Unlike other more recent slides in Sitka — which have behaved like rivers of mud — the Redoubt slide was a catastrophic rock failure. That Knox and Gallin made it out is hard to believe. The odds, says Knox, would have favored Luna.

“In so many ways it’s hard to fathom why she wouldn’t have escaped it,” Knox said, “because literally as we’re running down the beach trying to get away from the slide coming down, she was jumping up and nipping at my sleeve. It’s kind of a game that we sometimes would play. She would run by your side and leap up and kind of grab your sleeve a little bit — just kind of telling you that she’s there, that she’s keeping up, and you’re not really all that fast or whatever.”

Knox and Gallin were rescued by a floatplane pilot, who flew them back the next day to search for Luna. Over the course of about a month, Knox says he returned to Redoubt to comb the shoreline for Luna, sometimes with the help of the Forest Service fish techs who worked at the salmon weir — who had already begun to refer to the 1-acre lake that had formed above the slide as “Luna Lake.”

That may be the single-most important factor in whether “Luna Lake” ever makes it on a map.

“The community, the people who use and visit the area, recognize and use the name that’s being proposed,” said Joan Antonson, Alaska’s state historian. Antonson is the program manager for place name petitions headed to the Alaska Historical Commission.

Antonson says losing a loved one — human or pet — or even a significant achievement, is not enough to win a place name.

“There were these unfortunate accidents, like a plane crash where someone was killed — or first ascents of a mountain — and they are not reason enough to put a name on a place,” Antonson said.

Antonson refers to Luna Lake as a “commemorative application,” which can’t even begin until five years after the subject you’re commemorating has died. She says this discourages people who are applying as an emotional response. And then the application process itself can take a year, as documents move from local government, to the state historical commission, and finally to the US Board on Geographic Names — which can overrule state recommendations. That also discourages applicants.

Knox is not discouraged. Luna saw him through the sudden death of his father in 2005 and loss of his first wife to cancer in 2009. In the five years since surviving the slide, he and Maggie have married and had a child. There is a missing piece in this miracle and her name is Luna. That a small lake was created on the day she died seems a natural legacy.

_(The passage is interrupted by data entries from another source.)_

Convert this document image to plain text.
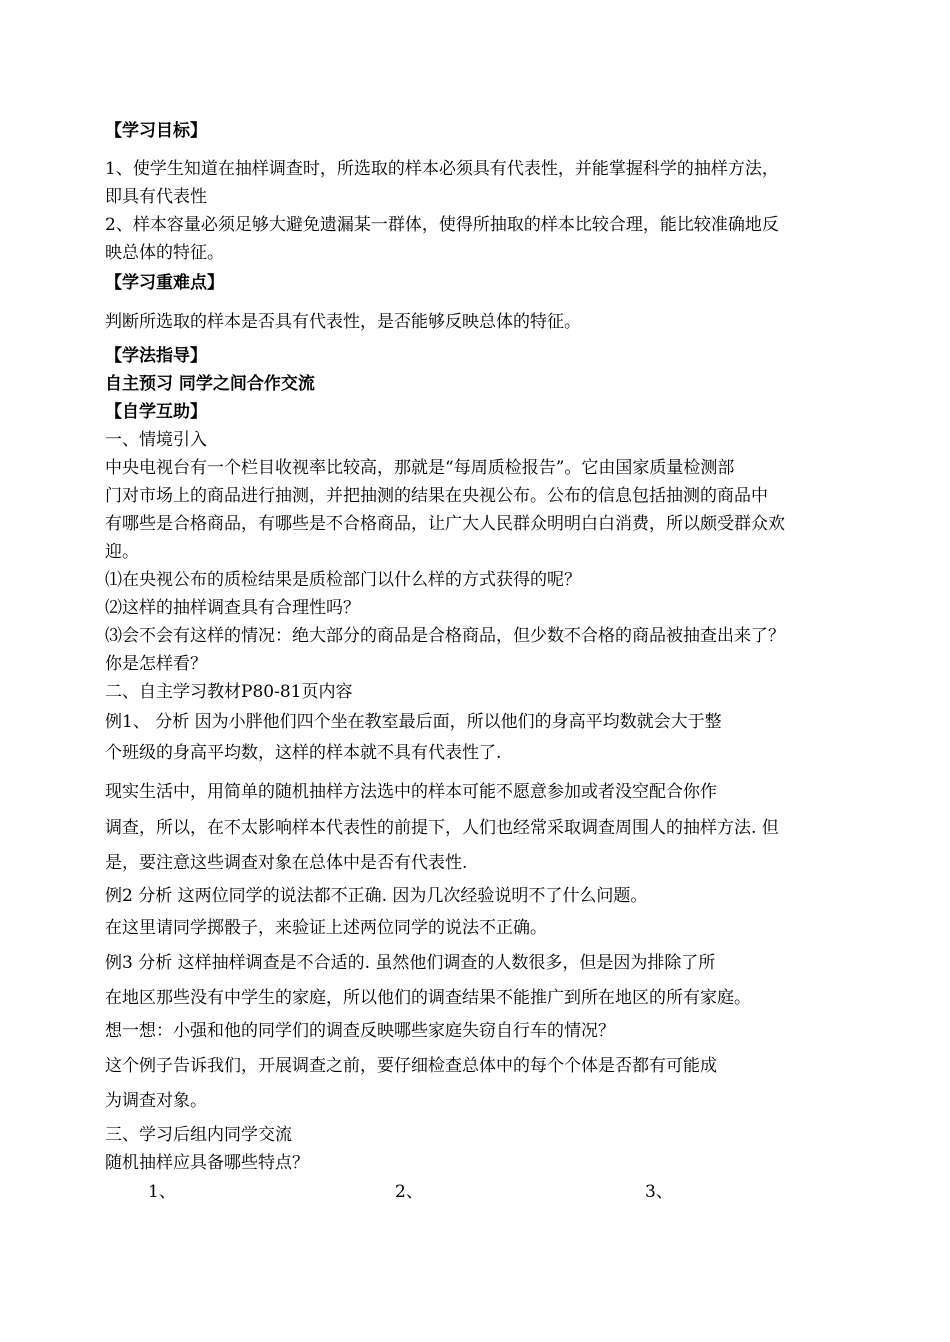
【学习目标】
1、使学生知道在抽样调查时，所选取的样本必须具有代表性，并能掌握科学的抽样方法，
即具有代表性
2、样本容量必须足够大避免遗漏某一群体，使得所抽取的样本比较合理，能比较准确地反
映总体的特征。
【学习重难点】
判断所选取的样本是否具有代表性，是否能够反映总体的特征。
【学法指导】
自主预习 同学之间合作交流
【自学互助】
一、情境引入
中央电视台有一个栏目收视率比较高，那就是“每周质检报告”。它由国家质量检测部
门对市场上的商品进行抽测，并把抽测的结果在央视公布。公布的信息包括抽测的商品中
有哪些是合格商品，有哪些是不合格商品，让广大人民群众明明白白消费，所以颇受群众欢
迎。
⑴在央视公布的质检结果是质检部门以什么样的方式获得的呢？
⑵这样的抽样调查具有合理性吗？
⑶会不会有这样的情况：绝大部分的商品是合格商品，但少数不合格的商品被抽查出来了？
你是怎样看？
二、自主学习教材P80-81页内容
例1、 分析 因为小胖他们四个坐在教室最后面，所以他们的身高平均数就会大于整
个班级的身高平均数，这样的样本就不具有代表性了.
现实生活中，用简单的随机抽样方法选中的样本可能不愿意参加或者没空配合你作
调查，所以，在不太影响样本代表性的前提下，人们也经常采取调查周围人的抽样方法. 但
是，要注意这些调查对象在总体中是否有代表性.
例2 分析 这两位同学的说法都不正确. 因为几次经验说明不了什么问题。
在这里请同学掷骰子，来验证上述两位同学的说法不正确。
例3 分析 这样抽样调查是不合适的. 虽然他们调查的人数很多，但是因为排除了所
在地区那些没有中学生的家庭，所以他们的调查结果不能推广到所在地区的所有家庭。
想一想：小强和他的同学们的调查反映哪些家庭失窃自行车的情况？
这个例子告诉我们，开展调查之前，要仔细检查总体中的每个个体是否都有可能成
为调查对象。
三、学习后组内同学交流
随机抽样应具备哪些特点？
1、	2、	3、
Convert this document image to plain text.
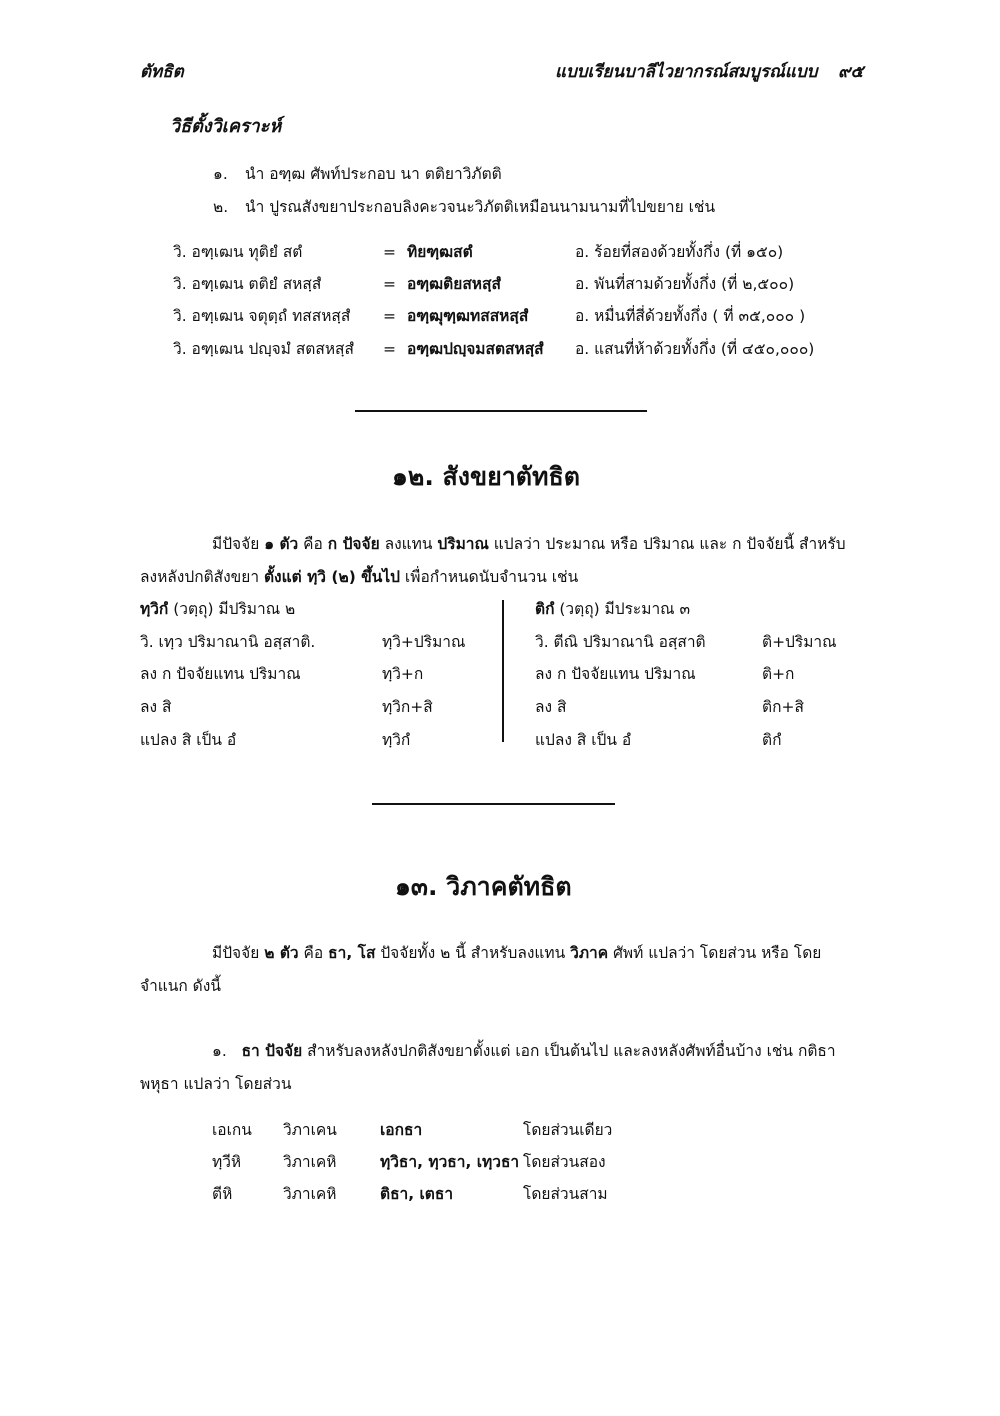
ตัทธิต	แบบเรียนบาลีไวยากรณ์สมบูรณ์แบบ ๙๕
วิธีตั้งวิเคราะห์
๑. นำ อฑฺฒ ศัพท์ประกอบ นา ตติยาวิภัตติ
๒. นำ ปูรณสังขยาประกอบลิงคะวจนะวิภัตติเหมือนนามนามที่ไปขยาย เช่น
วิ. อฑฺเฒน ทุติยํ สตํ	= ทิยฑฺฒสตํ	อ. ร้อยที่สองด้วยทั้งกึ่ง (ที่ ๑๕๐)
วิ. อฑฺเฒน ตติยํ สหสฺสํ	= อฑฺฒติยสหสฺสํ	อ. พันที่สามด้วยทั้งกึ่ง (ที่ ๒,๕๐๐)
วิ. อฑฺเฒน จตุตฺถํ ทสสหสฺสํ = อฑฺฒุฑฺฒทสสหสฺสํ	อ. หมื่นที่สี่ด้วยทั้งกึ่ง ( ที่ ๓๕,๐๐๐ )
วิ. อฑฺเฒน ปญฺจมํ สตสหสฺสํ = อฑฺฒปญฺจมสตสหสฺสํ อ. แสนที่ห้าด้วยทั้งกึ่ง (ที่ ๔๕๐,๐๐๐)
๑๒. สังขยาตัทธิต
มีปัจจัย ๑ ตัว คือ ก ปัจจัย ลงแทน ปริมาณ แปลว่า ประมาณ หรือ ปริมาณ และ ก ปัจจัยนี้ สำหรับ
ลงหลังปกติสังขยา ตั้งแต่ ทฺวิ (๒) ขึ้นไป เพื่อกำหนดนับจำนวน เช่น
ทฺวิกํ (วตฺถุ) มีปริมาณ ๒
วิ. เทฺว ปริมาณานิ อสฺสาติ.	ทฺวิ+ปริมาณ
ลง ก ปัจจัยแทน ปริมาณ	ทฺวิ+ก
ลง สิ	ทฺวิก+สิ
แปลง สิ เป็น อํ	ทฺวิกํ
ติกํ (วตฺถุ) มีประมาณ ๓
วิ. ตีณิ ปริมาณานิ อสฺสาติ	ติ+ปริมาณ
ลง ก ปัจจัยแทน ปริมาณ	ติ+ก
ลง สิ	ติก+สิ
แปลง สิ เป็น อํ	ติกํ
๑๓. วิภาคตัทธิต
มีปัจจัย ๒ ตัว คือ ธา, โส ปัจจัยทั้ง ๒ นี้ สำหรับลงแทน วิภาค ศัพท์ แปลว่า โดยส่วน หรือ โดย
จำแนก ดังนี้
๑. ธา ปัจจัย สำหรับลงหลังปกติสังขยาตั้งแต่ เอก เป็นต้นไป และลงหลังศัพท์อื่นบ้าง เช่น กติธา
พหุธา แปลว่า โดยส่วน
เอเกน วิภาเคน	เอกธา	โดยส่วนเดียว
ทฺวีหิ	วิภาเคหิ	ทฺวิธา, ทฺวธา, เทฺวธา โดยส่วนสอง
ตีหิ	วิภาเคหิ	ติธา, เตธา	โดยส่วนสาม
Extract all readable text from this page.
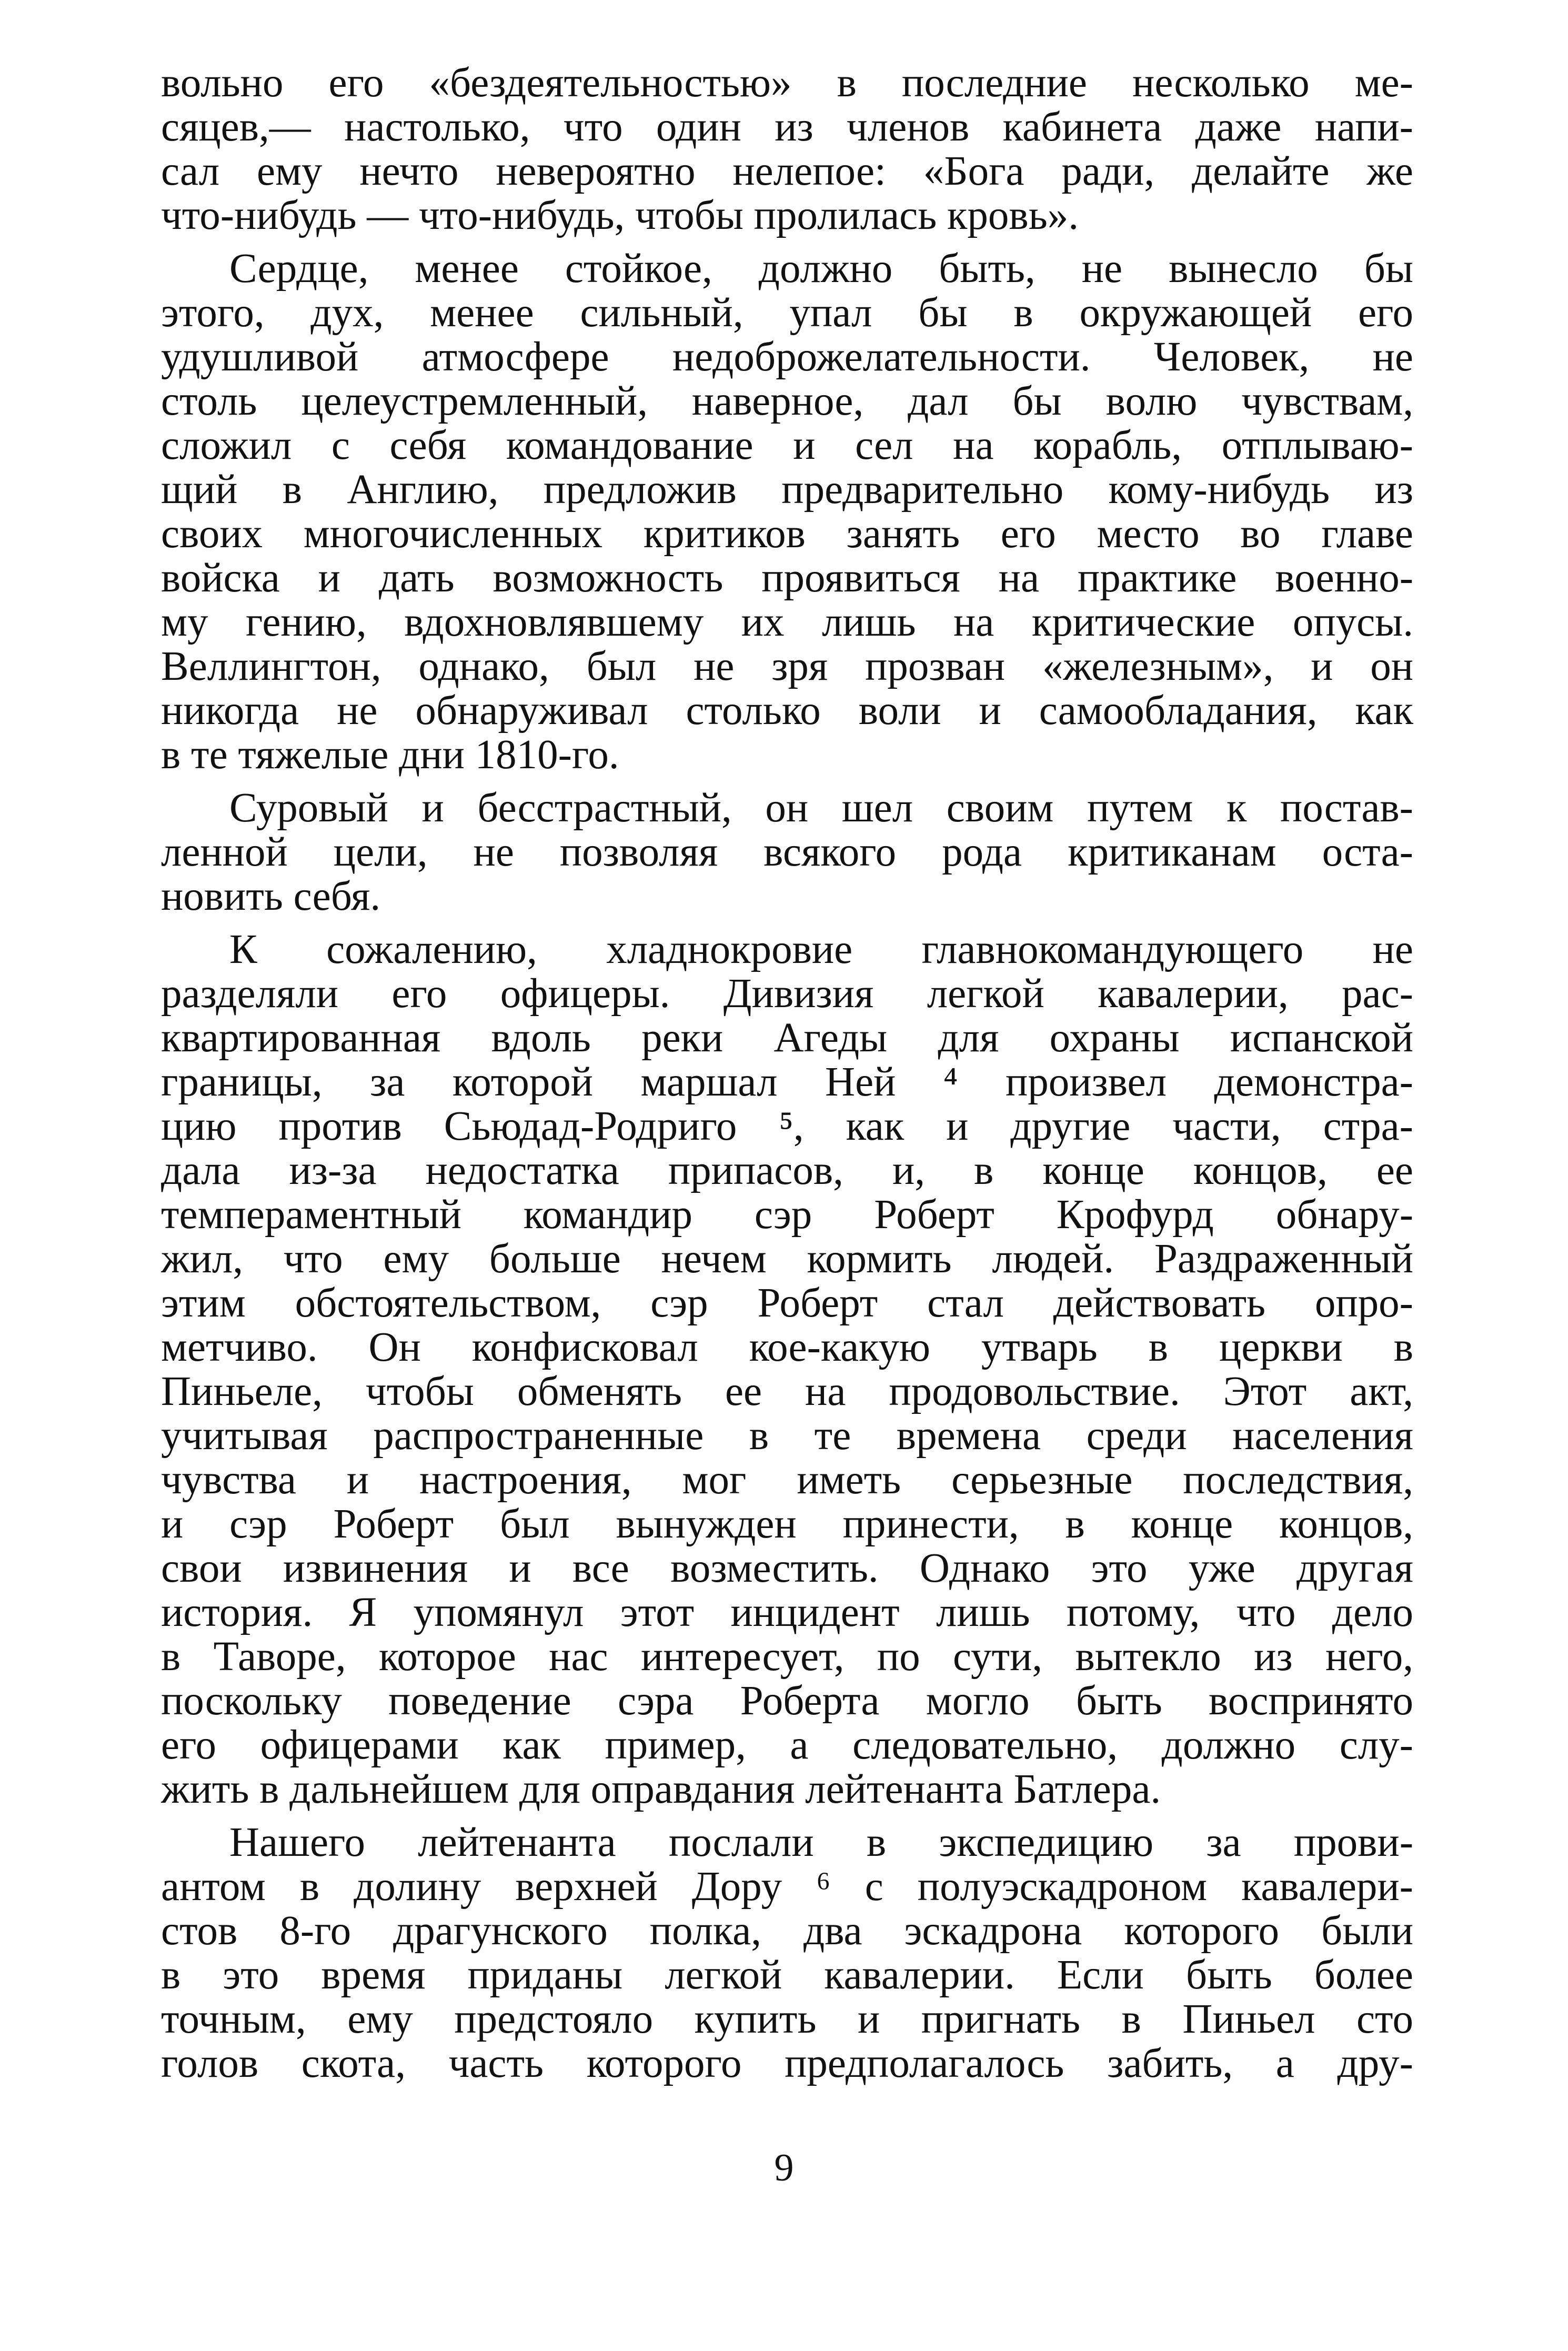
вольно его «бездеятельностью» в последние несколько ме-
сяцев,— настолько, что один из членов кабинета даже напи-
сал ему нечто невероятно нелепое: «Бога ради, делайте же
что-нибудь — что-нибудь, чтобы пролилась кровь».
Сердце, менее стойкое, должно быть, не вынесло бы
этого, дух, менее сильный, упал бы в окружающей его
удушливой атмосфере недоброжелательности. Человек, не
столь целеустремленный, наверное, дал бы волю чувствам,
сложил с себя командование и сел на корабль, отплываю-
щий в Англию, предложив предварительно кому-нибудь из
своих многочисленных критиков занять его место во главе
войска и дать возможность проявиться на практике военно-
му гению, вдохновлявшему их лишь на критические опусы.
Веллингтон, однако, был не зря прозван «железным», и он
никогда не обнаруживал столько воли и самообладания, как
в те тяжелые дни 1810-го.
Суровый и бесстрастный, он шел своим путем к постав-
ленной цели, не позволяя всякого рода критиканам оста-
новить себя.
К сожалению, хладнокровие главнокомандующего не
разделяли его офицеры. Дивизия легкой кавалерии, рас-
квартированная вдоль реки Агеды для охраны испанской
границы, за которой маршал Ней ⁴ произвел демонстра-
цию против Сьюдад-Родриго ⁵, как и другие части, стра-
дала из-за недостатка припасов, и, в конце концов, ее
темпераментный командир сэр Роберт Крофурд обнару-
жил, что ему больше нечем кормить людей. Раздраженный
этим обстоятельством, сэр Роберт стал действовать опро-
метчиво. Он конфисковал кое-какую утварь в церкви в
Пиньеле, чтобы обменять ее на продовольствие. Этот акт,
учитывая распространенные в те времена среди населения
чувства и настроения, мог иметь серьезные последствия,
и сэр Роберт был вынужден принести, в конце концов,
свои извинения и все возместить. Однако это уже другая
история. Я упомянул этот инцидент лишь потому, что дело
в Таворе, которое нас интересует, по сути, вытекло из него,
поскольку поведение сэра Роберта могло быть воспринято
его офицерами как пример, а следовательно, должно слу-
жить в дальнейшем для оправдания лейтенанта Батлера.
Нашего лейтенанта послали в экспедицию за прови-
антом в долину верхней Дору ⁶ с полуэскадроном кавалери-
стов 8-го драгунского полка, два эскадрона которого были
в это время приданы легкой кавалерии. Если быть более
точным, ему предстояло купить и пригнать в Пиньел сто
голов скота, часть которого предполагалось забить, а дру-
9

“Naming after Luna was just a piece of a puzzle, I guess,” Knox said, “for Maggie and I, and a part of our healing.”

Knox has reached out to the Tlingit community in Sitka, to discuss the idea, and to avoid imposing a name on a geographic feature inappropriately. He’s open to the possibility of calling it Gaat Luna Lake, to recognize the cultural importance of the sockeye salmon — or gaat — that spawn there. There’s also the possibility that Luna Lake might not be permanent, as the outflow stream erodes the dam created by the slide. Knox is fine with that. “No geographic feature is permanent in the end,” he says.

The Alaska Historical Commission will meet to consider Knox’s proposal in mid-January.

Robert Woolsey is the news director at KCAW in Sitka.